4.8.3 Students MUST be informed of their right to request human review of automated assessment outcomes, the process for exercising that right, and the expected timeframe for resolution, in writing prior to the assessment.

4.8.4 Institutions MUST ensure that the exercise of student rights — including requesting human review, submitting a complaint, or refusing consent where applicable — does not result in adverse academic consequences for the student.

4.9 Incident Response and Remediation

4.9.1 Institutions MUST maintain a documented incident response procedure for automated assessment fairness failures, defining: the criteria constituting a fairness incident, the roles responsible for incident declaration and investigation, the process for identifying affected students, the remediation options available (including re-grading, grade annulment, and restitution), and the communication obligations to affected students and governance bodies.

4.9.2 Upon declaration of a fairness incident, institutions MUST notify affected students within five business days, explaining the nature of the incident, the likely impact on their assessment outcome, and the remediation steps the institution will take.

4.9.3 Institutions MUST complete remediation — including re-grading, correction of academic records, and reversal of any consequential decisions — within 30 calendar days of incident declaration for high-stakes determinations, and MUST document all remediation actions taken.

4.9.4 Post-incident review findings MUST be incorporated into the institution's fairness baseline documentation and used to update pre-deployment testing protocols for subsequent assessment cycles.

Section 5: Rationale

Structural Enforcement Necessity

Student assessment outcomes are among the highest-consequence algorithmic decisions applied to individuals in modern institutional life. A grade, a proficiency classification, or an academic record notation can determine university admission, scholarship award, professional licence eligibility, and employment opportunity across a student's entire career trajectory. The structural asymmetry between an automated system processing tens of thousands of assessments at scale and an individual student with limited visibility into how their work was evaluated — and limited institutional power to challenge the outcome — creates conditions under which systematic bias can persist undetected for extended periods, as demonstrated by the examples in Section 3.

Behavioural controls alone — norms, guidelines, and professional commitments — are insufficient to govern this domain at the required level of reliability. Institutional incentives frequently favour efficiency and cost reduction over equity assurance. Vendors of automated assessment products are not always transparent about model limitations, training data demographics, or known failure modes.
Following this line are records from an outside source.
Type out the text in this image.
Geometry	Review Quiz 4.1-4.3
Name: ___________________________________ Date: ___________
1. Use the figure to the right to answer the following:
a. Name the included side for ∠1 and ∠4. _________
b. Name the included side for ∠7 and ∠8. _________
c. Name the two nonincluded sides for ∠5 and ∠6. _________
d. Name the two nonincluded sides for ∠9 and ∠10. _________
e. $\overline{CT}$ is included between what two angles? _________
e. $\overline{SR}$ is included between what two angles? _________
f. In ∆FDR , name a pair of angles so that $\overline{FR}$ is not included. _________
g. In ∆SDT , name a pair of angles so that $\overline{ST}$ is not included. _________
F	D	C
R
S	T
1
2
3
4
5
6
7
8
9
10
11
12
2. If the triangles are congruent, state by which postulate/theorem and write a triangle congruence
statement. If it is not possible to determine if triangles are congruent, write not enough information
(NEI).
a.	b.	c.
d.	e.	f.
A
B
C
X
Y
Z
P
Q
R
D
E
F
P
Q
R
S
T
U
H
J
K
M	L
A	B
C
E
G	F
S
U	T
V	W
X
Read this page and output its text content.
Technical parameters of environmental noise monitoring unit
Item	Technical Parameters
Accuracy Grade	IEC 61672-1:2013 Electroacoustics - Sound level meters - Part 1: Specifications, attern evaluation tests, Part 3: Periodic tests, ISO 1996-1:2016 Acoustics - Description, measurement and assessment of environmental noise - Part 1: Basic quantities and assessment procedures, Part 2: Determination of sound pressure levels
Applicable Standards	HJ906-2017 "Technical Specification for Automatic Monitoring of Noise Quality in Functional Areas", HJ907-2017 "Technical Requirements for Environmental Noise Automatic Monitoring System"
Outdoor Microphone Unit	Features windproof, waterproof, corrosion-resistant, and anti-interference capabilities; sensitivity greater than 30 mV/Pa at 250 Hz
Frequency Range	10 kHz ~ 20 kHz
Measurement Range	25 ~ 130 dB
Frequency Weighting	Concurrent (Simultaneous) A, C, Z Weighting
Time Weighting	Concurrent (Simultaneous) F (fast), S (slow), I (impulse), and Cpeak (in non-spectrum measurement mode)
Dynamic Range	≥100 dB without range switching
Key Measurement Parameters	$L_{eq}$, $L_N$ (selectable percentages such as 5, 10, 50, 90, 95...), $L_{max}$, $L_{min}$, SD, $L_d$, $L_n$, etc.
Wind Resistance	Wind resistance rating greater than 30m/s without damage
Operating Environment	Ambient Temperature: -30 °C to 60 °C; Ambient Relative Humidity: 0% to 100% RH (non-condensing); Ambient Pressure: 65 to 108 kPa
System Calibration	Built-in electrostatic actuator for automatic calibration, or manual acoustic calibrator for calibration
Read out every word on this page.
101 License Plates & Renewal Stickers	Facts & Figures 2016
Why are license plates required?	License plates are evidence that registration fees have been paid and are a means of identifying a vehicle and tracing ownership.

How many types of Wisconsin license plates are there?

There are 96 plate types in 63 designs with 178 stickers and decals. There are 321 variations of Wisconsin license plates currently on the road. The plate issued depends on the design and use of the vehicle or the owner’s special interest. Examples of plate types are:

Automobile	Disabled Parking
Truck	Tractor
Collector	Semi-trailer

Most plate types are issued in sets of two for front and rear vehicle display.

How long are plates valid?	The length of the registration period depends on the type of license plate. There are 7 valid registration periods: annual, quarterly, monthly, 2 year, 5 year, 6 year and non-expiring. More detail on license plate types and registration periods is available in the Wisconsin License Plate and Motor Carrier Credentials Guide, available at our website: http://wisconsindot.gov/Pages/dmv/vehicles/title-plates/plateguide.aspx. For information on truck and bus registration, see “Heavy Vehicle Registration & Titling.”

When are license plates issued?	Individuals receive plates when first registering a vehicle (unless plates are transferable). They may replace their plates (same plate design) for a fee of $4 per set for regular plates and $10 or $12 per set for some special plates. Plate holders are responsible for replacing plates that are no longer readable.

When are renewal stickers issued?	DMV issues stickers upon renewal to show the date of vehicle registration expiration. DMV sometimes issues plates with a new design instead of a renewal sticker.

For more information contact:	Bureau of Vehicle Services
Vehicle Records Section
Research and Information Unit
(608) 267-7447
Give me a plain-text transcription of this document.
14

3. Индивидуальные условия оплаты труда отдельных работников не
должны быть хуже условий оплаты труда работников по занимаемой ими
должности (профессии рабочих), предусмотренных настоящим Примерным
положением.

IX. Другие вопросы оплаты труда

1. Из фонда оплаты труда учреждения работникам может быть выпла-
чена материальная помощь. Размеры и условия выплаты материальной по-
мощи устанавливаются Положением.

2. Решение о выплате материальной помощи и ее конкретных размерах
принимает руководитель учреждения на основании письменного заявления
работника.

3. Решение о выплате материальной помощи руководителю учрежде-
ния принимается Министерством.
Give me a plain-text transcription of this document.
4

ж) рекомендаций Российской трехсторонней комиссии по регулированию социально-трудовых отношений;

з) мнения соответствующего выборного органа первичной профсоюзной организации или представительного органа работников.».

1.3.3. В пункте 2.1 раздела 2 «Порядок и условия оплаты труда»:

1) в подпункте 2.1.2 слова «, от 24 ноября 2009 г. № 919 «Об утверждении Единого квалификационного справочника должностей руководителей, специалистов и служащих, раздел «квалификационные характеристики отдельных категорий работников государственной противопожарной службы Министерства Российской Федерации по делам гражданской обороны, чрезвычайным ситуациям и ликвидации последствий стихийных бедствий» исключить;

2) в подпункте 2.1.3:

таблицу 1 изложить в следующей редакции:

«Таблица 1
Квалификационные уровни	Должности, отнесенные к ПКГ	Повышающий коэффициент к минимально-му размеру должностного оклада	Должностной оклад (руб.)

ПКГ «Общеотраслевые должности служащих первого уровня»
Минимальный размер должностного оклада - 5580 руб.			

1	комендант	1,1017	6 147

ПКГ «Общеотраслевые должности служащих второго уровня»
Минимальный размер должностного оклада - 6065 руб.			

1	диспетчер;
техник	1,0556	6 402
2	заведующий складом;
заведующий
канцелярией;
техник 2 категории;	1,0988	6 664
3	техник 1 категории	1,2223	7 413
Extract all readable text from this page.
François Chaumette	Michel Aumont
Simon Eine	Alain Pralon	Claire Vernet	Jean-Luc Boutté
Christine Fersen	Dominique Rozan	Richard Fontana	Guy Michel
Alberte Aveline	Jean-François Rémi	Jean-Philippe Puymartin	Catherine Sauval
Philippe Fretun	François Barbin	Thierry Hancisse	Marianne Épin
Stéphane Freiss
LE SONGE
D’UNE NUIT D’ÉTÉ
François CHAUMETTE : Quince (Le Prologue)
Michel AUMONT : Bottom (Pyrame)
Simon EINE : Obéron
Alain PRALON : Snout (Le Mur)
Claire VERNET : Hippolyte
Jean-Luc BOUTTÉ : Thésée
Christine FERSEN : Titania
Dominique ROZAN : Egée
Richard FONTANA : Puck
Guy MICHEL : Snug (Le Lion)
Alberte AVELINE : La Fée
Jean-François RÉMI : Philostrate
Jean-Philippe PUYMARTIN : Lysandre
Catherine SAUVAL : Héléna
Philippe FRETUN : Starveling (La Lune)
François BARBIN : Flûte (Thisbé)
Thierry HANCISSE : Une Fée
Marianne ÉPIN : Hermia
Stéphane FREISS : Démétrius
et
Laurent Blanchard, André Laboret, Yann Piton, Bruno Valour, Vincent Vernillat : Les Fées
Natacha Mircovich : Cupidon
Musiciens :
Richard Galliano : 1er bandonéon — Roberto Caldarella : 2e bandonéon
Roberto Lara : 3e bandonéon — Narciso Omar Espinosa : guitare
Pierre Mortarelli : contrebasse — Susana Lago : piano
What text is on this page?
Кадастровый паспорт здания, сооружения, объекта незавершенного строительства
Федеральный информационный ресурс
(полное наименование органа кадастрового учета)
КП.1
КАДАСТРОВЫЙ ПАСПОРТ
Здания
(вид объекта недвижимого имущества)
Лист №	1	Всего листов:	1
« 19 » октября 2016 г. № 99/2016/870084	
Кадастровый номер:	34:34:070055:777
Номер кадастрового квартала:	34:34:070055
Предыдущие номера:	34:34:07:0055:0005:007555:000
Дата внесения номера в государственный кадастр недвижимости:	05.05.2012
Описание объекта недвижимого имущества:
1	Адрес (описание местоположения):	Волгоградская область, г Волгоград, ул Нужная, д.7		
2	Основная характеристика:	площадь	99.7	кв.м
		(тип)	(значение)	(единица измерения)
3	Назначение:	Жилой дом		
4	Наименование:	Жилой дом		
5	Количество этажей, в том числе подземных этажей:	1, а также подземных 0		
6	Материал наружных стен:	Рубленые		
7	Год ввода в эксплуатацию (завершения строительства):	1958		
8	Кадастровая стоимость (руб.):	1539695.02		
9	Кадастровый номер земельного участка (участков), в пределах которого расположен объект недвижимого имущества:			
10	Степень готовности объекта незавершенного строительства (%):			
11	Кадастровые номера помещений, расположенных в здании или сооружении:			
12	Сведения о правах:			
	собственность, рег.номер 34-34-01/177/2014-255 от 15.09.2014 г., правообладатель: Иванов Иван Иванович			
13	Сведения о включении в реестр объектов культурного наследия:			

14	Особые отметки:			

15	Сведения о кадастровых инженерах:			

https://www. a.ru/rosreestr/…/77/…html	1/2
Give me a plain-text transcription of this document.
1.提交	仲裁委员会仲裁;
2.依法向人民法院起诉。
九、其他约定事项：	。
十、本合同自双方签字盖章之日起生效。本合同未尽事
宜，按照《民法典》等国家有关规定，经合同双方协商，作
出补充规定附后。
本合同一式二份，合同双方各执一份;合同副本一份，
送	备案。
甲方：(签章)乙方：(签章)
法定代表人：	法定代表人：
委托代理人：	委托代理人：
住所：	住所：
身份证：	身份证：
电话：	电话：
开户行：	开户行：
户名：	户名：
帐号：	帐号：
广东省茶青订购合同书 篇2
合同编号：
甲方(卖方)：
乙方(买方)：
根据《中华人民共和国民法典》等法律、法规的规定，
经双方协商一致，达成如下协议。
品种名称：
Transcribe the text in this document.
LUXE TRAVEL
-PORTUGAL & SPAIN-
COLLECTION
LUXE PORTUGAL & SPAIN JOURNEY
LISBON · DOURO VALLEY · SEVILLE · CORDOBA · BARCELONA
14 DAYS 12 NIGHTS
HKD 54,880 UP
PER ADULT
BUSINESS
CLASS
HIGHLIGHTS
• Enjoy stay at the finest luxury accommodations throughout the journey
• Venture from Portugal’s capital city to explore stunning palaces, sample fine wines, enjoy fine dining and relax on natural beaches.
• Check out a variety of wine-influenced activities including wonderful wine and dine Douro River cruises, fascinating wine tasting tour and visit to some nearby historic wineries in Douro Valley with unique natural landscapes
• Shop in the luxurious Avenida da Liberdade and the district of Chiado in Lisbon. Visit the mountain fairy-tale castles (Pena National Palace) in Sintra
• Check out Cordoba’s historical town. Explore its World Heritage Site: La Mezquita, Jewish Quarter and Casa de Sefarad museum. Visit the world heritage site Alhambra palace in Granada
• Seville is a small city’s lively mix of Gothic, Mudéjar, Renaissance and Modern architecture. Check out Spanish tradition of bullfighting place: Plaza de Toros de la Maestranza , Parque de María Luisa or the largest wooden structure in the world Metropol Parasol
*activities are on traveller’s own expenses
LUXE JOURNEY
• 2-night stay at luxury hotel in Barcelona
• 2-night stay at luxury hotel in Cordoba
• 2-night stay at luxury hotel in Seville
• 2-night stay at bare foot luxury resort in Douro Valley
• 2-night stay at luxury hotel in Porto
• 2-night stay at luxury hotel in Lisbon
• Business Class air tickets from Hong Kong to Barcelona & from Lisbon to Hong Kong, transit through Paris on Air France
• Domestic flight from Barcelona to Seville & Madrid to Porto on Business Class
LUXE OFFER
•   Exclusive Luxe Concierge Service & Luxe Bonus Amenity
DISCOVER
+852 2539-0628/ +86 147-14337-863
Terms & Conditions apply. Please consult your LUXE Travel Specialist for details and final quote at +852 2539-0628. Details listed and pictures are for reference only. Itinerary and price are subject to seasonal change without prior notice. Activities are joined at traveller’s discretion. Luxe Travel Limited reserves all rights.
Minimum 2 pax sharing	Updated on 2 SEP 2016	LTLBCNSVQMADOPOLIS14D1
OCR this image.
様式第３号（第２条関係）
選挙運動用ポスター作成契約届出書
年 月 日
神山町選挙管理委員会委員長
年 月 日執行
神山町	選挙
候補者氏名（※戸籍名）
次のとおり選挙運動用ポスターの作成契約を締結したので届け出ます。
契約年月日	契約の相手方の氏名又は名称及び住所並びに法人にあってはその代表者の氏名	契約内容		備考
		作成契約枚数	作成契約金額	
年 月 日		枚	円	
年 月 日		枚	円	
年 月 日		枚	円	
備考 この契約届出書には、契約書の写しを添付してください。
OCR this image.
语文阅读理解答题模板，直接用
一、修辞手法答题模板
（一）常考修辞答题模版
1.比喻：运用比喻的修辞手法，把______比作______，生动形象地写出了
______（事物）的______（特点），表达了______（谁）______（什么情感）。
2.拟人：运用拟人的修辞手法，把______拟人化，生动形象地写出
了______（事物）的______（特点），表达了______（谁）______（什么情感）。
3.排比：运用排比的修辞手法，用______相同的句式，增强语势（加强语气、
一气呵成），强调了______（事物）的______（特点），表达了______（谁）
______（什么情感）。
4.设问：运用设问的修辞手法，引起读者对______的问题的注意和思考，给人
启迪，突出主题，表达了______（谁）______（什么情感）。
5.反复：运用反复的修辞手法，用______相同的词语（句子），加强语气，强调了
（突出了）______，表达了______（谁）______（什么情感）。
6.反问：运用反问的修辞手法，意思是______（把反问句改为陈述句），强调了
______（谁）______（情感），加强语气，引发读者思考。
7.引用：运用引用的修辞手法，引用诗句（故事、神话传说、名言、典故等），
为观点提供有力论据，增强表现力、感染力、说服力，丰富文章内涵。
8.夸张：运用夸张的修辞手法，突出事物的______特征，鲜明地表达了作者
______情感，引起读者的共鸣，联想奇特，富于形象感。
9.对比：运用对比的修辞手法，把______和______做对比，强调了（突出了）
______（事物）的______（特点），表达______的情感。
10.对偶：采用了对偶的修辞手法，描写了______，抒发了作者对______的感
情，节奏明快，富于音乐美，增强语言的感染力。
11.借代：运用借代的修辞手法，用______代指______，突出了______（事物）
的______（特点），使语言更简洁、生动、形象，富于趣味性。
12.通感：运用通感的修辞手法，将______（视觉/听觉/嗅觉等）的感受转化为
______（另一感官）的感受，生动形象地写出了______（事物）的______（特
Academic staff, under workload pressure, may defer to automated outputs even when their professional judgement would diverge. Students, particularly those from disadvantaged backgrounds, may lack the institutional knowledge or advocacy support to challenge outcomes effectively. Without structural controls — mandatory pre-deployment testing, enforced human review pathways, immutable audit logs, and contractual vendor accountability — the conditions for systematic harm are reproduced cycle after cycle.

Preventive Control Design

This dimension is classified as preventive rather than corrective because the harms associated with biased automated assessment are frequently irreversible by the time they are detected. A student who loses scholarship funding due to a biased algorithm, who is placed in a remedial track that forecloses access to advanced coursework, or whose professional certification is delayed past an employer onboarding window, cannot be made whole by retrospective correction alone. Preventive controls — bias testing before deployment, accommodation normalisation before scoring, rights communication before assessment — interrupt the harm pathway at the point where intervention is most effective and least costly.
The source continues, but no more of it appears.